= Design & Art Australia Online =

Database of Australian art and design

Design & Art Australia Online (DAAO) is an online database of Australian artists. It is fully integrated with other related databases, using syndicated metadata, making it a dynamic resource.

It began as a project begun in the 1970s at the University of Sydney under the leadership of Bernard Smith, then called Dictionary of Australian Artists (DAA), and was continued after his retirement in 1981 by Joan Kerr. The dictionary went online as the digitised version of the DAA, known as the Dictionary of Australian Artists Online, in the early 2000s, before being revised and extended as Design & Art Australia Online in 2010.

==History==
The project to create the Dictionary of Australian Artists began in the 1970s at the University of Sydney under the leadership of Bernard Smith and funded by the Australian Research Council (ARC). Its development was continued after his retirement in 1981 by Joan Kerr (1938–2004), who brought a new standard of inclusivity to a work that had concentrated on mainstream figures.

In early 2003 Kerr found that it was not possible to publish her recent research on Australian black and white artists. In addition the 1991 edition of the Dictionary was out of print, and being marketed as a rare book, but Oxford University Press were not interested in a new edition. In both cases publishers indicated that the small size of the Australian book market meant that scholarly publications of this nature were no longer a viable financial proposition. Kerr discussed her problem with Joanna Mendelssohn when she was giving a guest lecture to Mendelssohn's Australian art history students at the College of Fine Arts (COFA). Mendelssohn's writing students had begun to publish their work online in a (now defunct) blog entitled Artwrite and she was only too aware of the lack of reliable scholarly material on Australian art on the web. She suggested to Kerr that the solution was to take her research online. Mendelssohn enlisted the support of University of New South Wales (UNSW) librarian Andrew Wells and Neil Brown, the COFA Associate Dean of Research.

When Kerr was diagnosed with terminal cancer, the project became a national effort by scholars in Australian art to ensure that Kerr's legacy would be in part a continuance of her scholarly research. Kerr asked for Vivien Johnson, author of scholarly works on Western Desert artists, to become editor in chief of the project. Before she died on 22 February 2004, she knew that a national partnership of universities, art galleries, and libraries was in the process of applying for funding to create the Dictionary of Australian Artists Online (DAAO). The first ARC grant in support of the project was a partnership headed by UNSW, the Art Gallery of New South Wales, The National Gallery of Australia, the National Library of Australia, the State Library of New South Wales, the University of Sydney, and Charles Darwin University.

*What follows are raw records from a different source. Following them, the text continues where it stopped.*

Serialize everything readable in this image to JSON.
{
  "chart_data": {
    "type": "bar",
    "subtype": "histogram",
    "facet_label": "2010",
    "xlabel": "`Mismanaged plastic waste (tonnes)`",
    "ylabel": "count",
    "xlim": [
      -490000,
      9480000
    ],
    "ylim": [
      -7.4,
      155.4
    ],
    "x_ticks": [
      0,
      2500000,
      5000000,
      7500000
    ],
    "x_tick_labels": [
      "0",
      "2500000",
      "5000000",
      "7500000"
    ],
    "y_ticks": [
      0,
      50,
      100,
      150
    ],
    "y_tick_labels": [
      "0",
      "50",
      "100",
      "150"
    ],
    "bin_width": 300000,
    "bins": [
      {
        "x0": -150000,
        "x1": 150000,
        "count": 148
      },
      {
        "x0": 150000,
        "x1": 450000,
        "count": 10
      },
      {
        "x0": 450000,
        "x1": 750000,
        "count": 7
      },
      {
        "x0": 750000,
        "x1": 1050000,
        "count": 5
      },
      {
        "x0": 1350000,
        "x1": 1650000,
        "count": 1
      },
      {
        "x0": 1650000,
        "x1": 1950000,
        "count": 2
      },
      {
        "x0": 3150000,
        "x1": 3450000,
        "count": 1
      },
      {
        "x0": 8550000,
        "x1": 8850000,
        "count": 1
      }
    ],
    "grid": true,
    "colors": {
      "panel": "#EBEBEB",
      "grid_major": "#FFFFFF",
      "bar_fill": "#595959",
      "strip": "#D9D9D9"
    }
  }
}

Initially, three major books were digitised: the two works by Kerr (Dictionary of Australian Artists, Painters, Sketchers, Photographers and Engravers to 1870. (1992) ISBN 0-19-553290-2 and Heritage: The National Women's Art Book (1995) ISBN 976-641-045-3) and one by Johnson (Western Desert Artists: A Biographical Dictionary (1995) ISBN 976-8097-81-7), plus a database of cartoonists prepared previously by Kerr and of prints by Roger Butler of the National Gallery of Australia. Johnson, with the assistance of Tess Allas and Laura Fisher, also added an extensive database of Aboriginal biographies created as a part of her Storylines project, a three-year ARC-funded survey of "non-remote" Indigenous artists undertaken from 2007 to 2009.

The first project director was Leonie Hellmers (2005 to 2008).

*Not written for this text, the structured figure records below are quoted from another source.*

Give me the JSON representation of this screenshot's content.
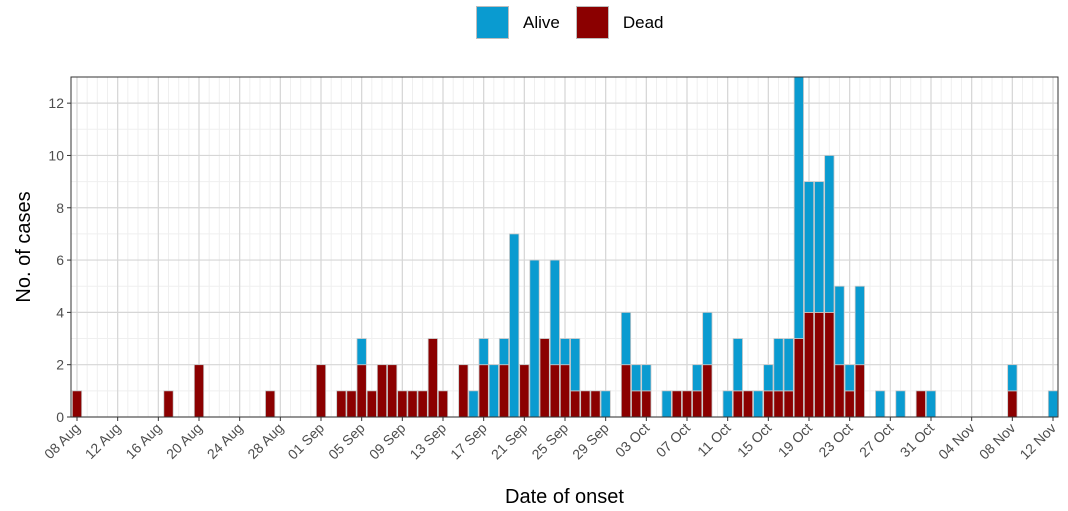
{
  "legend": {
    "alive_label": "Alive",
    "dead_label": "Dead"
  },
  "colors": {
    "alive": "#0a9bd0",
    "dead": "#8b0000",
    "bar_outline": "#c8c8c8",
    "grid_major": "#d6d6d6",
    "grid_minor": "#efefef",
    "panel_border": "#333333"
  },
  "chart_data": {
    "type": "bar",
    "stacked": true,
    "xlabel": "Date of onset",
    "ylabel": "No. of cases",
    "ylim": [
      0,
      13
    ],
    "y_ticks": [
      0,
      2,
      4,
      6,
      8,
      10,
      12
    ],
    "x_tick_labels": [
      "08 Aug",
      "12 Aug",
      "16 Aug",
      "20 Aug",
      "24 Aug",
      "28 Aug",
      "01 Sep",
      "05 Sep",
      "09 Sep",
      "13 Sep",
      "17 Sep",
      "21 Sep",
      "25 Sep",
      "29 Sep",
      "03 Oct",
      "07 Oct",
      "11 Oct",
      "15 Oct",
      "19 Oct",
      "23 Oct",
      "27 Oct",
      "31 Oct",
      "04 Nov",
      "08 Nov",
      "12 Nov"
    ],
    "grid": true,
    "legend_position": "top",
    "categories": [
      "08 Aug",
      "09 Aug",
      "10 Aug",
      "11 Aug",
      "12 Aug",
      "13 Aug",
      "14 Aug",
      "15 Aug",
      "16 Aug",
      "17 Aug",
      "18 Aug",
      "19 Aug",
      "20 Aug",
      "21 Aug",
      "22 Aug",
      "23 Aug",
      "24 Aug",
      "25 Aug",
      "26 Aug",
      "27 Aug",
      "28 Aug",
      "29 Aug",
      "30 Aug",
      "31 Aug",
      "01 Sep",
      "02 Sep",
      "03 Sep",
      "04 Sep",
      "05 Sep",
      "06 Sep",
      "07 Sep",
      "08 Sep",
      "09 Sep",
      "10 Sep",
      "11 Sep",
      "12 Sep",
      "13 Sep",
      "14 Sep",
      "15 Sep",
      "16 Sep",
      "17 Sep",
      "18 Sep",
      "19 Sep",
      "20 Sep",
      "21 Sep",
      "22 Sep",
      "23 Sep",
      "24 Sep",
      "25 Sep",
      "26 Sep",
      "27 Sep",
      "28 Sep",
      "29 Sep",
      "30 Sep",
      "01 Oct",
      "02 Oct",
      "03 Oct",
      "04 Oct",
      "05 Oct",
      "06 Oct",
      "07 Oct",
      "08 Oct",
      "09 Oct",
      "10 Oct",
      "11 Oct",
      "12 Oct",
      "13 Oct",
      "14 Oct",
      "15 Oct",
      "16 Oct",
      "17 Oct",
      "18 Oct",
      "19 Oct",
      "20 Oct",
      "21 Oct",
      "22 Oct",
      "23 Oct",
      "24 Oct",
      "25 Oct",
      "26 Oct",
      "27 Oct",
      "28 Oct",
      "29 Oct",
      "30 Oct",
      "31 Oct",
      "01 Nov",
      "02 Nov",
      "03 Nov",
      "04 Nov",
      "05 Nov",
      "06 Nov",
      "07 Nov",
      "08 Nov",
      "09 Nov",
      "10 Nov",
      "11 Nov",
      "12 Nov"
    ],
    "series": [
      {
        "name": "Dead",
        "values": [
          1,
          0,
          0,
          0,
          0,
          0,
          0,
          0,
          0,
          1,
          0,
          0,
          2,
          0,
          0,
          0,
          0,
          0,
          0,
          1,
          0,
          0,
          0,
          0,
          2,
          0,
          1,
          1,
          2,
          1,
          2,
          2,
          1,
          1,
          1,
          3,
          1,
          0,
          2,
          0,
          2,
          0,
          2,
          0,
          2,
          0,
          3,
          2,
          2,
          1,
          1,
          1,
          0,
          0,
          2,
          1,
          1,
          0,
          0,
          1,
          1,
          1,
          2,
          0,
          0,
          1,
          1,
          0,
          1,
          1,
          1,
          3,
          4,
          4,
          4,
          2,
          1,
          2,
          0,
          0,
          0,
          0,
          0,
          1,
          0,
          0,
          0,
          0,
          0,
          0,
          0,
          0,
          1,
          0,
          0,
          0,
          0
        ]
      },
      {
        "name": "Alive",
        "values": [
          0,
          0,
          0,
          0,
          0,
          0,
          0,
          0,
          0,
          0,
          0,
          0,
          0,
          0,
          0,
          0,
          0,
          0,
          0,
          0,
          0,
          0,
          0,
          0,
          0,
          0,
          0,
          0,
          1,
          0,
          0,
          0,
          0,
          0,
          0,
          0,
          0,
          0,
          0,
          1,
          1,
          2,
          1,
          7,
          0,
          6,
          0,
          4,
          1,
          2,
          0,
          0,
          1,
          0,
          2,
          1,
          1,
          0,
          1,
          0,
          0,
          1,
          2,
          0,
          1,
          2,
          0,
          1,
          1,
          2,
          2,
          10,
          5,
          5,
          6,
          3,
          1,
          3,
          0,
          1,
          0,
          1,
          0,
          0,
          1,
          0,
          0,
          0,
          0,
          0,
          0,
          0,
          1,
          0,
          0,
          0,
          1
        ]
      }
    ]
  }
}
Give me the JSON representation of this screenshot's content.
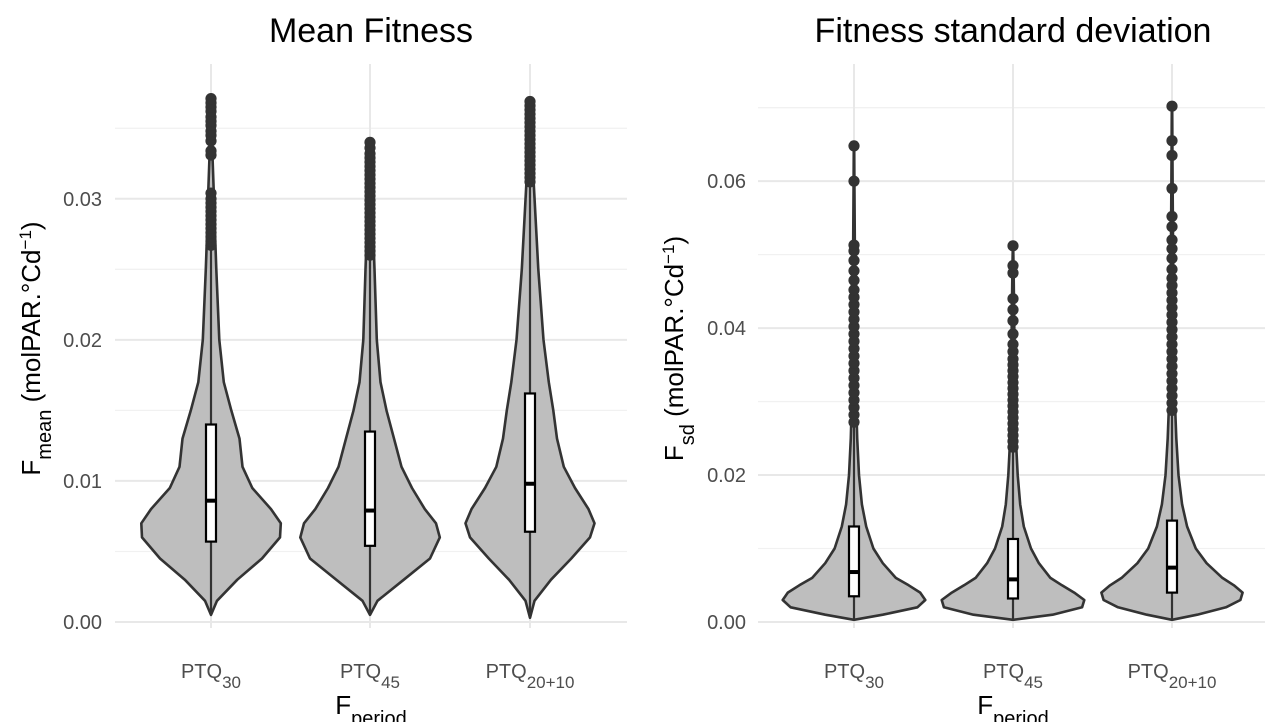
{
  "chart_data": [
    {
      "type": "violin",
      "title": "Mean Fitness",
      "ylabel": "F",
      "ylabel_sub": "mean",
      "ylabel_units": "(molPAR.°Cd",
      "ylabel_sup": "−1",
      "ylabel_close": ")",
      "xlabel": "F",
      "xlabel_sub": "period",
      "ylim": [
        0,
        0.0375
      ],
      "yticks": [
        {
          "value": 0.0,
          "label": "0.00"
        },
        {
          "value": 0.01,
          "label": "0.01"
        },
        {
          "value": 0.02,
          "label": "0.02"
        },
        {
          "value": 0.03,
          "label": "0.03"
        }
      ],
      "ygrid_minor": [
        0.005,
        0.015,
        0.025,
        0.035
      ],
      "categories": [
        {
          "label": "PTQ",
          "sub": "30",
          "min": 0.0005,
          "q1": 0.0057,
          "median": 0.0086,
          "q3": 0.014,
          "whisker_high": 0.0265,
          "violin_profile": [
            [
              0.0005,
              0.0
            ],
            [
              0.0015,
              0.08
            ],
            [
              0.003,
              0.35
            ],
            [
              0.0045,
              0.68
            ],
            [
              0.006,
              0.92
            ],
            [
              0.007,
              0.93
            ],
            [
              0.008,
              0.8
            ],
            [
              0.0095,
              0.55
            ],
            [
              0.011,
              0.42
            ],
            [
              0.013,
              0.38
            ],
            [
              0.015,
              0.27
            ],
            [
              0.017,
              0.17
            ],
            [
              0.02,
              0.11
            ],
            [
              0.025,
              0.07
            ],
            [
              0.028,
              0.05
            ],
            [
              0.03,
              0.04
            ],
            [
              0.033,
              0.02
            ],
            [
              0.037,
              0.01
            ]
          ],
          "outliers": [
            0.0267,
            0.027,
            0.0273,
            0.0276,
            0.0279,
            0.0282,
            0.0285,
            0.0288,
            0.0291,
            0.0294,
            0.0297,
            0.03,
            0.0304,
            0.0331,
            0.0334,
            0.0341,
            0.0345,
            0.0348,
            0.0352,
            0.0355,
            0.0358,
            0.0362,
            0.0365,
            0.0368,
            0.0371
          ]
        },
        {
          "label": "PTQ",
          "sub": "45",
          "min": 0.0005,
          "q1": 0.0054,
          "median": 0.0079,
          "q3": 0.0135,
          "whisker_high": 0.0258,
          "violin_profile": [
            [
              0.0005,
              0.0
            ],
            [
              0.0015,
              0.1
            ],
            [
              0.003,
              0.45
            ],
            [
              0.0045,
              0.8
            ],
            [
              0.006,
              0.93
            ],
            [
              0.007,
              0.88
            ],
            [
              0.008,
              0.73
            ],
            [
              0.0095,
              0.56
            ],
            [
              0.011,
              0.42
            ],
            [
              0.013,
              0.32
            ],
            [
              0.015,
              0.22
            ],
            [
              0.017,
              0.14
            ],
            [
              0.02,
              0.09
            ],
            [
              0.025,
              0.06
            ],
            [
              0.028,
              0.04
            ],
            [
              0.031,
              0.03
            ],
            [
              0.034,
              0.01
            ]
          ],
          "outliers": [
            0.026,
            0.0263,
            0.0266,
            0.0269,
            0.0272,
            0.0275,
            0.0278,
            0.0281,
            0.0284,
            0.0287,
            0.029,
            0.0293,
            0.0296,
            0.0299,
            0.0302,
            0.0305,
            0.0308,
            0.0311,
            0.0314,
            0.0317,
            0.032,
            0.0323,
            0.0326,
            0.0329,
            0.0332,
            0.0336,
            0.034
          ]
        },
        {
          "label": "PTQ",
          "sub": "20+10",
          "min": 0.0003,
          "q1": 0.0064,
          "median": 0.0098,
          "q3": 0.0162,
          "whisker_high": 0.031,
          "violin_profile": [
            [
              0.0003,
              0.0
            ],
            [
              0.0015,
              0.06
            ],
            [
              0.003,
              0.28
            ],
            [
              0.0045,
              0.55
            ],
            [
              0.006,
              0.8
            ],
            [
              0.007,
              0.86
            ],
            [
              0.008,
              0.78
            ],
            [
              0.0095,
              0.6
            ],
            [
              0.011,
              0.45
            ],
            [
              0.013,
              0.36
            ],
            [
              0.015,
              0.31
            ],
            [
              0.017,
              0.25
            ],
            [
              0.02,
              0.18
            ],
            [
              0.025,
              0.11
            ],
            [
              0.029,
              0.07
            ],
            [
              0.031,
              0.05
            ],
            [
              0.034,
              0.02
            ],
            [
              0.037,
              0.01
            ]
          ],
          "outliers": [
            0.0312,
            0.0315,
            0.0318,
            0.0321,
            0.0324,
            0.0327,
            0.033,
            0.0333,
            0.0336,
            0.0339,
            0.0342,
            0.0345,
            0.0348,
            0.0351,
            0.0354,
            0.0357,
            0.036,
            0.0363,
            0.0366,
            0.0369
          ]
        }
      ]
    },
    {
      "type": "violin",
      "title": "Fitness standard deviation",
      "ylabel": "F",
      "ylabel_sub": "sd",
      "ylabel_units": "(molPAR.°Cd",
      "ylabel_sup": "−1",
      "ylabel_close": ")",
      "xlabel": "F",
      "xlabel_sub": "period",
      "ylim": [
        0,
        0.072
      ],
      "yticks": [
        {
          "value": 0.0,
          "label": "0.00"
        },
        {
          "value": 0.02,
          "label": "0.02"
        },
        {
          "value": 0.04,
          "label": "0.04"
        },
        {
          "value": 0.06,
          "label": "0.06"
        }
      ],
      "ygrid_minor": [
        0.01,
        0.03,
        0.05,
        0.07
      ],
      "categories": [
        {
          "label": "PTQ",
          "sub": "30",
          "min": 0.0003,
          "q1": 0.0035,
          "median": 0.0068,
          "q3": 0.013,
          "whisker_high": 0.027,
          "violin_profile": [
            [
              0.0003,
              0.0
            ],
            [
              0.001,
              0.4
            ],
            [
              0.002,
              0.88
            ],
            [
              0.003,
              0.99
            ],
            [
              0.004,
              0.92
            ],
            [
              0.005,
              0.76
            ],
            [
              0.006,
              0.58
            ],
            [
              0.008,
              0.4
            ],
            [
              0.01,
              0.27
            ],
            [
              0.013,
              0.17
            ],
            [
              0.016,
              0.11
            ],
            [
              0.02,
              0.07
            ],
            [
              0.025,
              0.045
            ],
            [
              0.03,
              0.03
            ],
            [
              0.04,
              0.02
            ],
            [
              0.05,
              0.012
            ],
            [
              0.06,
              0.006
            ],
            [
              0.065,
              0.003
            ]
          ],
          "outliers": [
            0.0272,
            0.0282,
            0.0292,
            0.0302,
            0.0312,
            0.0322,
            0.0332,
            0.0342,
            0.0352,
            0.0362,
            0.0372,
            0.0382,
            0.0392,
            0.0402,
            0.0412,
            0.0422,
            0.0432,
            0.0442,
            0.0452,
            0.0465,
            0.0478,
            0.0492,
            0.0505,
            0.0513,
            0.06,
            0.0648
          ]
        },
        {
          "label": "PTQ",
          "sub": "45",
          "min": 0.0003,
          "q1": 0.0032,
          "median": 0.0058,
          "q3": 0.0113,
          "whisker_high": 0.0235,
          "violin_profile": [
            [
              0.0003,
              0.0
            ],
            [
              0.001,
              0.55
            ],
            [
              0.002,
              0.96
            ],
            [
              0.003,
              0.99
            ],
            [
              0.004,
              0.85
            ],
            [
              0.005,
              0.68
            ],
            [
              0.006,
              0.52
            ],
            [
              0.008,
              0.36
            ],
            [
              0.01,
              0.25
            ],
            [
              0.013,
              0.15
            ],
            [
              0.016,
              0.1
            ],
            [
              0.02,
              0.065
            ],
            [
              0.024,
              0.045
            ],
            [
              0.03,
              0.03
            ],
            [
              0.04,
              0.018
            ],
            [
              0.048,
              0.008
            ],
            [
              0.051,
              0.003
            ]
          ],
          "outliers": [
            0.0238,
            0.0246,
            0.0254,
            0.0262,
            0.027,
            0.0278,
            0.0286,
            0.0294,
            0.0302,
            0.031,
            0.0318,
            0.0326,
            0.0334,
            0.0342,
            0.035,
            0.0358,
            0.0368,
            0.0378,
            0.0392,
            0.041,
            0.0425,
            0.044,
            0.0475,
            0.0485,
            0.0512
          ]
        },
        {
          "label": "PTQ",
          "sub": "20+10",
          "min": 0.0003,
          "q1": 0.004,
          "median": 0.0074,
          "q3": 0.0138,
          "whisker_high": 0.0285,
          "violin_profile": [
            [
              0.0003,
              0.0
            ],
            [
              0.001,
              0.35
            ],
            [
              0.002,
              0.75
            ],
            [
              0.003,
              0.95
            ],
            [
              0.004,
              0.98
            ],
            [
              0.005,
              0.86
            ],
            [
              0.006,
              0.7
            ],
            [
              0.008,
              0.48
            ],
            [
              0.01,
              0.33
            ],
            [
              0.013,
              0.21
            ],
            [
              0.016,
              0.14
            ],
            [
              0.02,
              0.09
            ],
            [
              0.025,
              0.06
            ],
            [
              0.03,
              0.04
            ],
            [
              0.04,
              0.025
            ],
            [
              0.05,
              0.015
            ],
            [
              0.06,
              0.008
            ],
            [
              0.07,
              0.003
            ]
          ],
          "outliers": [
            0.0288,
            0.0298,
            0.0308,
            0.0318,
            0.0328,
            0.0338,
            0.0348,
            0.0358,
            0.0368,
            0.0378,
            0.0388,
            0.0398,
            0.0408,
            0.0418,
            0.0428,
            0.0438,
            0.0448,
            0.0458,
            0.0468,
            0.048,
            0.0495,
            0.0508,
            0.052,
            0.0538,
            0.0552,
            0.059,
            0.0635,
            0.0655,
            0.0702
          ]
        }
      ]
    }
  ]
}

In 2010, after a third ARC grant, the DAAO began the process of revising its website and transforming itself into Design & Art Australia Online. In late July 2011, the new website was launched.

In 2015 DAAO was awarded another ARC grant, on the 10th anniversary of the first one.

==Description and governance==
DAAO aims to be the "definitive open access source of information on Australian artists". Today it is fully integrated with other related databases, using syndicated metadata, making it a dynamic resource.

As of 2023 the lead chief investigator is Ross Harley, while Olivia Bolton is project manager. DAAO is governed by a management committee, consisting of representatives of the Universities of Sydney and New South Wales, along with chief investigators. The editorial board includes Mendelssohn and Harley, along with six others.